Question

Find the equation connecting ‘a’ and ‘b’ in order that $2{{x}^{2}}-7{{x}^{3}}+ax+b$ may be divisible by x – 3.

Answer 1

Hint: If $\left( x+\alpha \right)$ is a factor of any polynomial f(x) then $x=-\alpha $ will be a root of this polynomial i.e. f(x). Use this relation of root and factor for a polynomial to solve the problem i.e. relation between ‘a’ and ‘b’.

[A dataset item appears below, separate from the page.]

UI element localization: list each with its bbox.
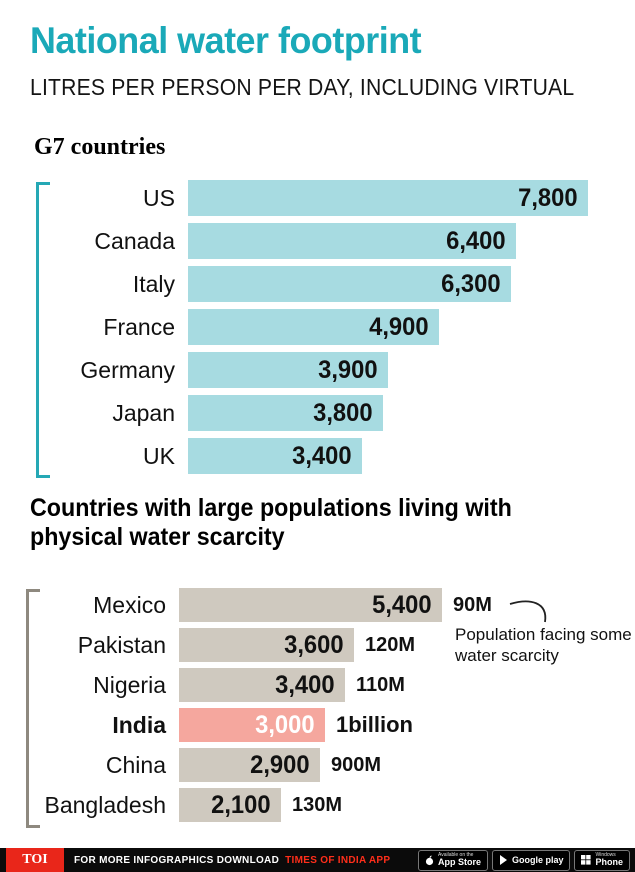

Complete step-by-step answer:
As we know, the factor of any polynomial will divide the polynomial completely i.e. remainder will be 0. And the factor of any polynomial gives the roots of the polynomial by equation the factor to 0. Let us suppose we have any polynomial f(x) which will give its root by the equation
f(x)…………………..(i)
Now, let $\left( x+\alpha \right)$ be the factor of f(x), then we can divide f(x) by $\left( x+\alpha \right)$ and let the quotient be g(x). So, we can write f(x) as
$f\left( x \right)=\left( x+\alpha \right)\left( g\left( x \right) \right)......................\left( ii \right)$
Now, from equation (i) and (ii) we get
$\begin{align}
  & \left( x+\alpha \right)\left( g\left( x \right) \right)=0 \\
 & x+\alpha =0\Rightarrow g\left( x \right)=0 \\
 & x=-\alpha \Rightarrow g\left( x \right)=0 \\
\end{align}$
So, we can get roots of f(x) as $x=-\alpha $ and roots of equation g(x) = 0.
Hence. If $\left( x+\alpha \right)$ is a factor of f(x), then $x=-\alpha $ will be the root of f(x). Now, coming to the question, it is given that (x -3) divides the given polynomial in the problem i.e.
$2{{x}^{2}}-7{{x}^{3}}+ax+8$
It is given that (x – 3) will be a factor of this polynomial and hence, x = 3 will be a root of the polynomial as per the initial description in the solution. Hence, x = 3 will satisfy the given polynomial. So, let
$f\left( x \right)=2{{x}^{2}}-7{{x}^{3}}+ax+b..................\left( iii \right)$
As x = 3 will be a solution equation (iii), so f(3) should be 0. Hence, put x = 3 to the f(x) in the equation (iii) so, we get
$\begin{align}
  & f\left( 3 \right)=2{{\left( 3 \right)}^{4}}-7{{\left( 3 \right)}^{3}}+a\left( 3 \right)+b=0 \\
 & f\left( 3 \right)=2\times 81-7\times 27+3a+b=0 \\
 & f\left( 3 \right)=162-189+3a+b=0 \\
 & -27+3a+b=0 \\
 & 3a+b=27 \\
\end{align}$
Hence, equation connecting ‘a’ and ‘b’ can be given as
3a + b = 27.

Note: Remainder theorem in the polynomial chapter is given as if any function f(x) is getting divided by any factor $\left( x-\alpha \right)$ then, remainder of it can be given by relation f(x). So, one may follow this theorem as well to solve the problem.
One may go wrong if he or she puts the root of the given problem as ‘-3’ by getting confused with the factor (x – 3). So, don’t confuse with the factor and root terminologies. Root of any factor can be calculated by equating the factor to 0.